Dickie added, "We are pretty excited. We're hoping to learn new things, learn abut other cultures and meet people from other countries."
As proven leaders in their unit, one of the most effective tools they have learned is the "winning colors" system that describes leadership styles; each style is associated with a color, Pitt said.
Dickie, a cadet lieutenant colonel, Beland, a major, and Benito, a captain, have been classified as "builders," and Pitt, a captain, is a "planner," according to Beland. The other types are relaters or adventurers.
Beland said the system helps them to appreciate differences in personality and ways of thinking among members of a group. By gaining insight into another's preferences, a person can adapt his or her personal communication skills and behavior in a way that is more likely to be understood and win a positive response, he said.
For example, a builder (associated with the color brown) is a type of person who enjoys leading and being upfront with people by expressing himself openly and directly.
"We know what we ought to do and are up front in telling others what they should do," Beland said. "We like to have rules, law, order and direction so we know where we are going and may keep others under our power. We are on time, dependable and loyal. We want those we lead to be that same way. We desire power and control, and once we have it we improve the individuals who we are in charge of."
Pitts, as a planner (green), "is quiet and only speaks when she is sure of herself," he said. "She likes to be correct and do things right. She looks at all of the details and tries to make everything be perfect.
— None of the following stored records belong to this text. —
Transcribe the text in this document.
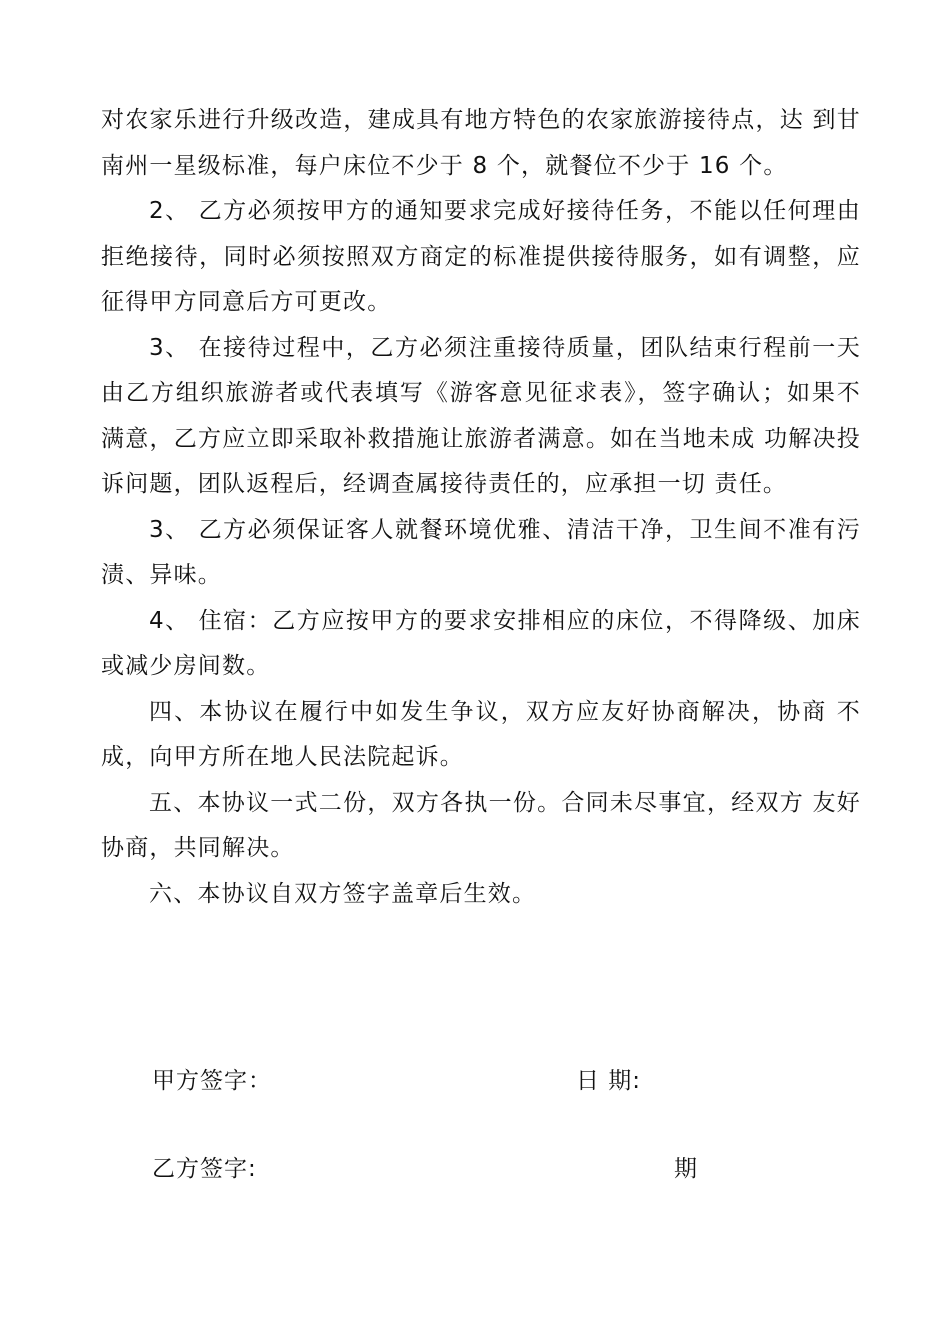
对农家乐进行升级改造，建成具有地方特色的农家旅游接待点，达 到甘南州一星级标准，每户床位不少于 8 个，就餐位不少于 16 个。

2、 乙方必须按甲方的通知要求完成好接待任务，不能以任何理由拒绝接待，同时必须按照双方商定的标准提供接待服务，如有调整，应征得甲方同意后方可更改。

3、 在接待过程中，乙方必须注重接待质量，团队结束行程前一天由乙方组织旅游者或代表填写《游客意见征求表》，签字确认；如果不满意，乙方应立即采取补救措施让旅游者满意。如在当地未成 功解决投诉问题，团队返程后，经调查属接待责任的，应承担一切 责任。

3、 乙方必须保证客人就餐环境优雅、清洁干净，卫生间不准有污渍、异味。

4、 住宿：乙方应按甲方的要求安排相应的床位，不得降级、加床或减少房间数。

四、本协议在履行中如发生争议，双方应友好协商解决，协商 不成，向甲方所在地人民法院起诉。

五、本协议一式二份，双方各执一份。合同未尽事宜，经双方 友好协商，共同解决。

六、本协议自双方签字盖章后生效。

甲方签字：	日 期:
乙方签字:	期
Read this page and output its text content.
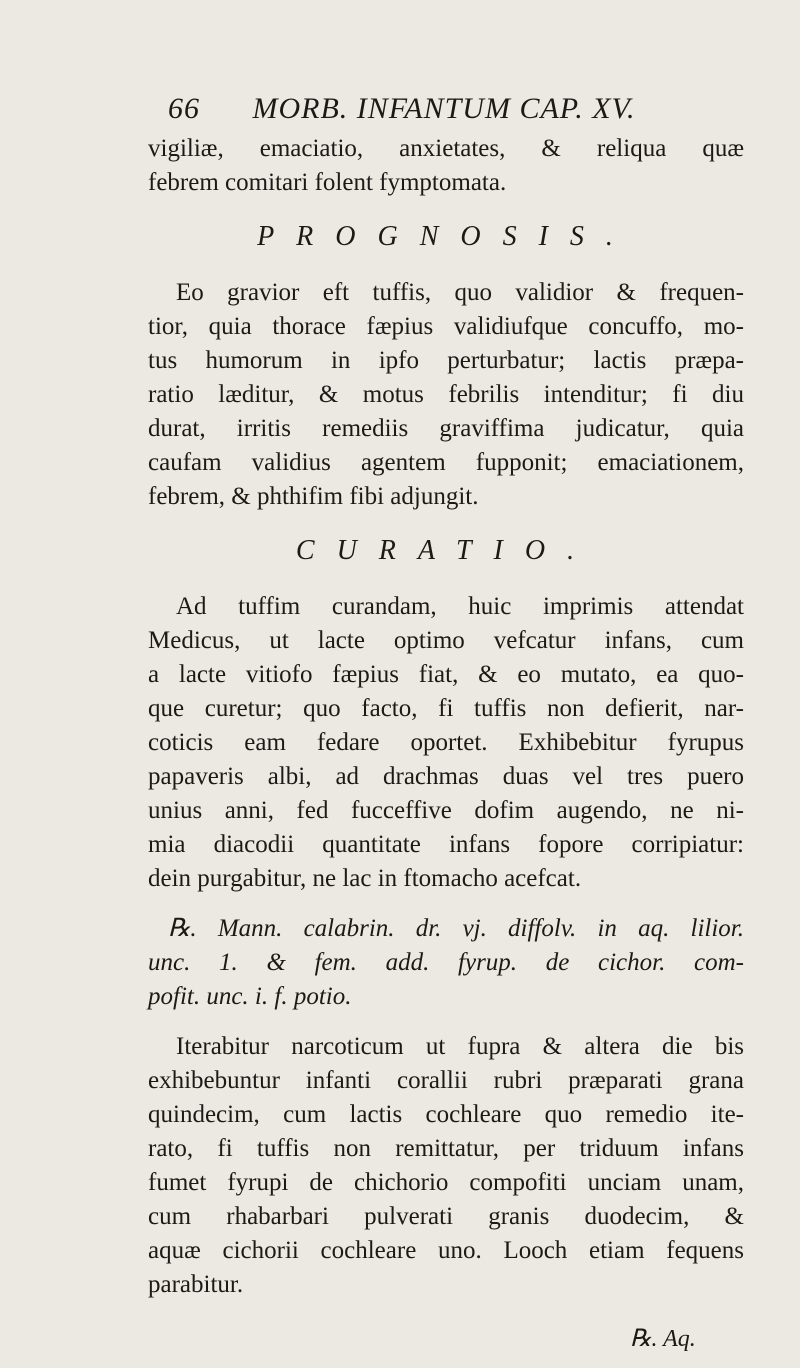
66 MORB. INFANTUM CAP. XV.
vigiliæ, emaciatio, anxietates, & reliqua quæ
febrem comitari folent fymptomata.
PROGNOSIS.
Eo gravior eft tuffis, quo validior & frequen-
tior, quia thorace fæpius validiufque concuffo, mo-
tus humorum in ipfo perturbatur; lactis præpa-
ratio læditur, & motus febrilis intenditur; fi diu
durat, irritis remediis graviffima judicatur, quia
caufam validius agentem fupponit; emaciationem,
febrem, & phthifim fibi adjungit.
CURATIO.
Ad tuffim curandam, huic imprimis attendat
Medicus, ut lacte optimo vefcatur infans, cum
a lacte vitiofo fæpius fiat, & eo mutato, ea quo-
que curetur; quo facto, fi tuffis non defierit, nar-
coticis eam fedare oportet. Exhibebitur fyrupus
papaveris albi, ad drachmas duas vel tres puero
unius anni, fed fucceffive dofim augendo, ne ni-
mia diacodii quantitate infans fopore corripiatur:
dein purgabitur, ne lac in ftomacho acefcat.
℞. Mann. calabrin. dr. vj. diffolv. in aq. lilior.
unc. 1. & fem. add. fyrup. de cichor. com-
pofit. unc. i. f. potio.
Iterabitur narcoticum ut fupra & altera die bis
exhibebuntur infanti corallii rubri præparati grana
quindecim, cum lactis cochleare quo remedio ite-
rato, fi tuffis non remittatur, per triduum infans
fumet fyrupi de chichorio compofiti unciam unam,
cum rhabarbari pulverati granis duodecim, &
aquæ cichorii cochleare uno. Looch etiam fequens
parabitur.
℞. Aq.
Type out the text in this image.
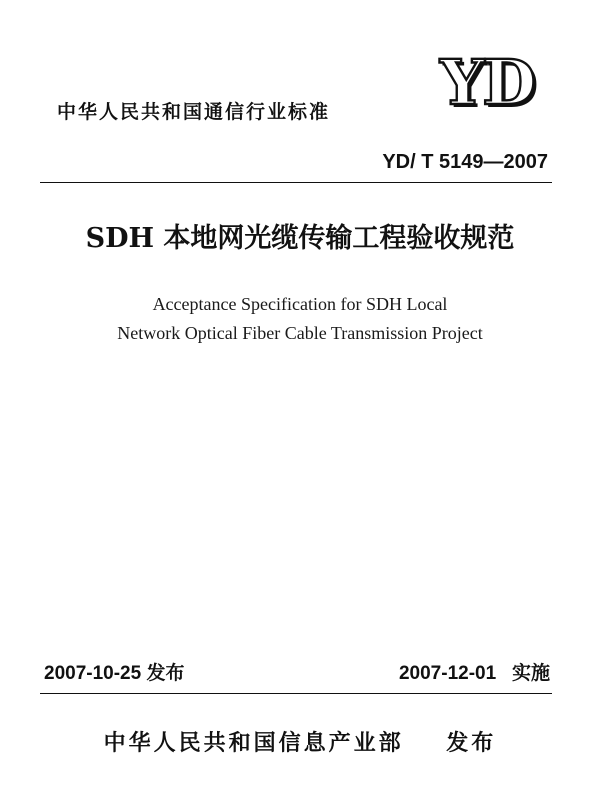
YD
中华人民共和国通信行业标准
YD/ T 5149—2007
SDH 本地网光缆传输工程验收规范
Acceptance Specification for SDH Local
Network Optical Fiber Cable Transmission Project
2007-10-25 发布	2007-12-01   实施
中华人民共和国信息产业部    发布
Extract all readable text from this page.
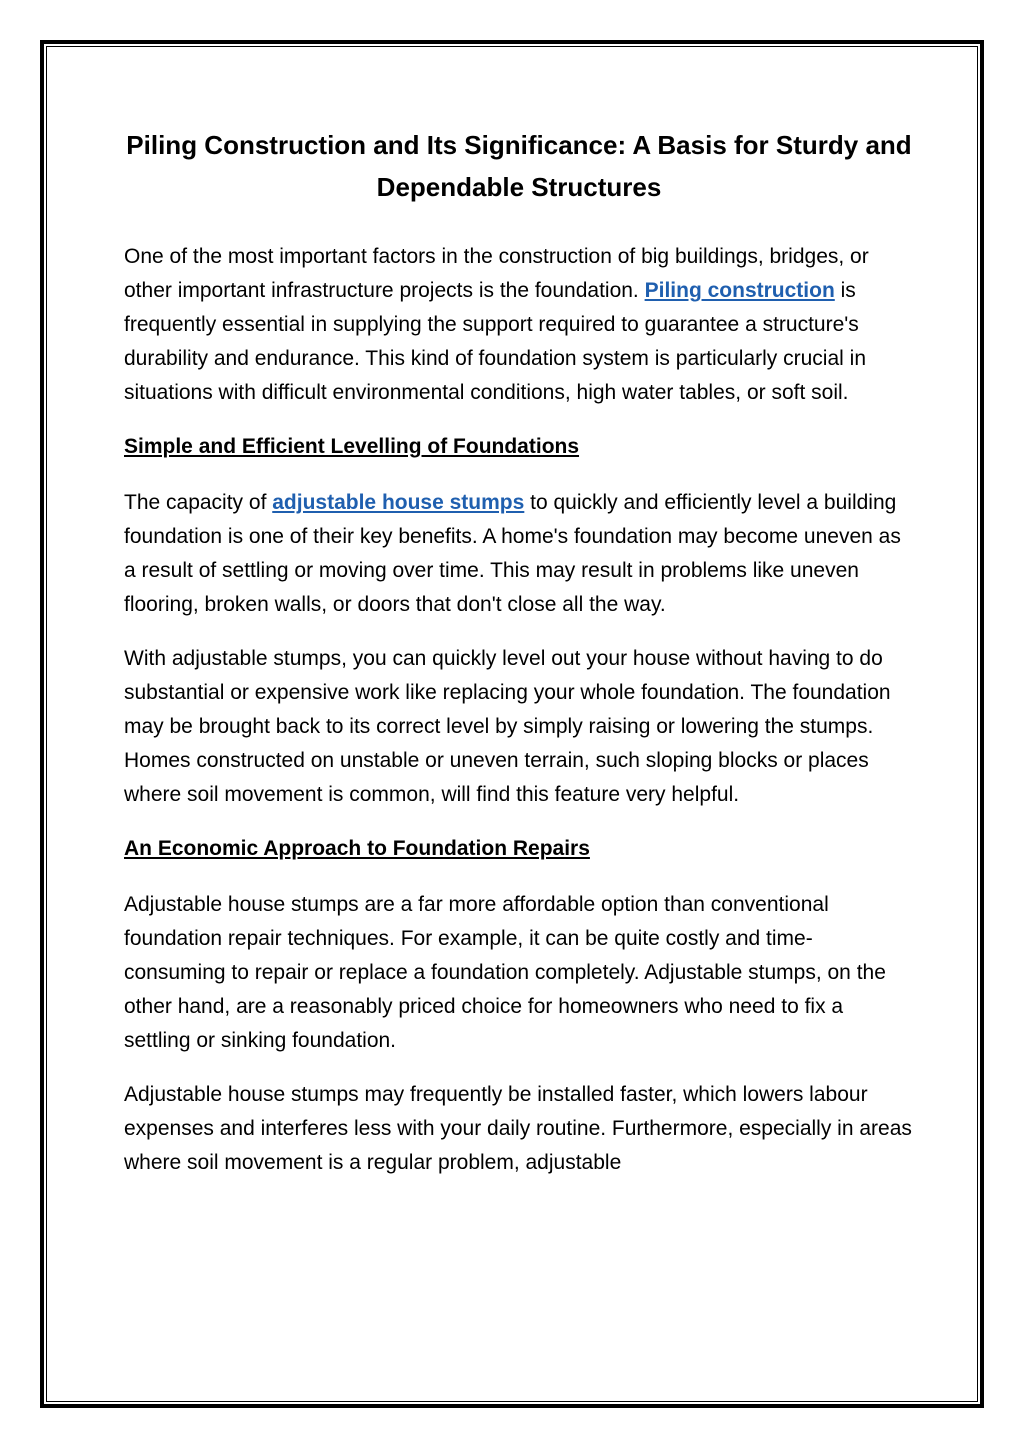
Piling Construction and Its Significance: A Basis for Sturdy and Dependable Structures

One of the most important factors in the construction of big buildings, bridges, or other important infrastructure projects is the foundation. Piling construction is frequently essential in supplying the support required to guarantee a structure's durability and endurance. This kind of foundation system is particularly crucial in situations with difficult environmental conditions, high water tables, or soft soil.

Simple and Efficient Levelling of Foundations

The capacity of adjustable house stumps to quickly and efficiently level a building foundation is one of their key benefits. A home's foundation may become uneven as a result of settling or moving over time. This may result in problems like uneven flooring, broken walls, or doors that don't close all the way.

With adjustable stumps, you can quickly level out your house without having to do substantial or expensive work like replacing your whole foundation. The foundation may be brought back to its correct level by simply raising or lowering the stumps. Homes constructed on unstable or uneven terrain, such sloping blocks or places where soil movement is common, will find this feature very helpful.

An Economic Approach to Foundation Repairs

Adjustable house stumps are a far more affordable option than conventional foundation repair techniques. For example, it can be quite costly and time-consuming to repair or replace a foundation completely. Adjustable stumps, on the other hand, are a reasonably priced choice for homeowners who need to fix a settling or sinking foundation.

Adjustable house stumps may frequently be installed faster, which lowers labour expenses and interferes less with your daily routine. Furthermore, especially in areas where soil movement is a regular problem, adjustable
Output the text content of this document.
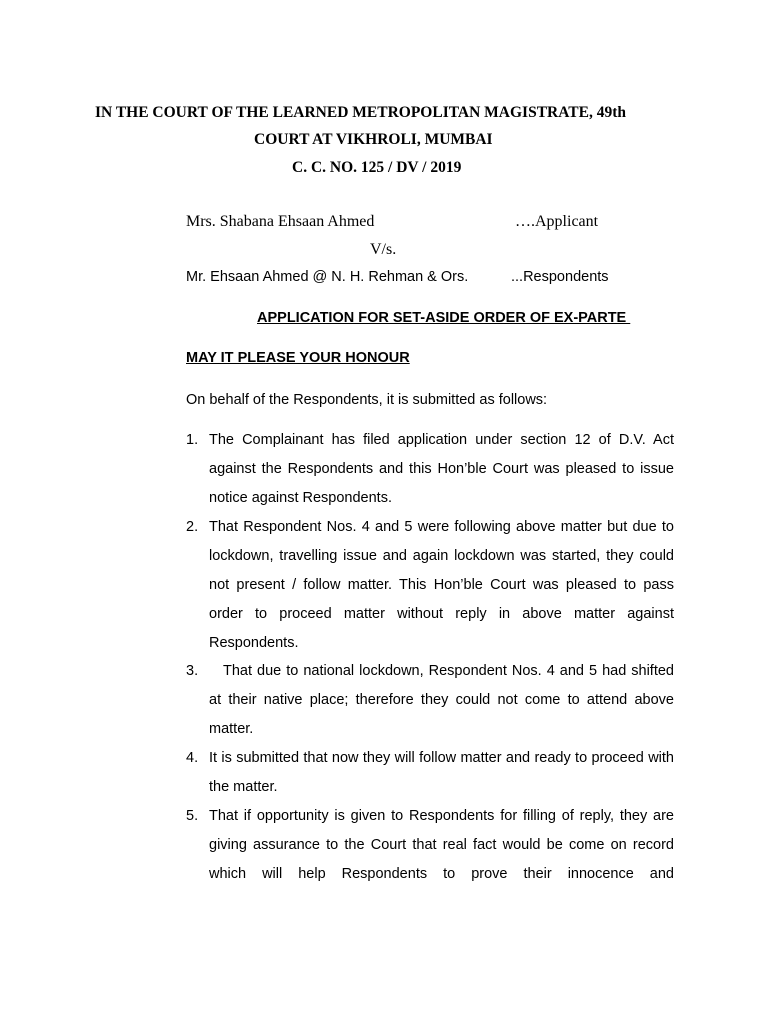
IN THE COURT OF THE LEARNED METROPOLITAN MAGISTRATE, 49th
COURT AT VIKHROLI, MUMBAI
C. C. NO. 125 / DV / 2019
Mrs. Shabana Ehsaan Ahmed	….Applicant
V/s.
Mr. Ehsaan Ahmed @ N. H. Rehman & Ors.	...Respondents
APPLICATION FOR SET-ASIDE ORDER OF EX-PARTE
MAY IT PLEASE YOUR HONOUR
On behalf of the Respondents, it is submitted as follows:
1. The Complainant has filed application under section 12 of D.V. Act against the Respondents and this Hon’ble Court was pleased to issue notice against Respondents.
2. That Respondent Nos. 4 and 5 were following above matter but due to lockdown, travelling issue and again lockdown was started, they could not present / follow matter. This Hon’ble Court was pleased to pass order to proceed matter without reply in above matter against Respondents.
3.	That due to national lockdown, Respondent Nos. 4 and 5 had shifted at their native place; therefore they could not come to attend above matter.
4. It is submitted that now they will follow matter and ready to proceed with the matter.
5. That if opportunity is given to Respondents for filling of reply, they are giving assurance to the Court that real fact would be come on record which will help Respondents to prove their innocence and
She likes to listen to others, rather than always being the one talking.
"She is calm, cool and collected on the outside but not always on the inside. She tends to hide her strong feelings."
Beland said males are usually builders and adventurers (red), and females relaters (blue) and planners.
But Pitts said she does not feel overshadowed by the other three even though their style of leadership is more aggressive.
"I speak up with people I know, and I've known them for about three years," she said.
"There are more female leaders this year at Leilehua and throughout the nation," according to ROTC surveys, she added.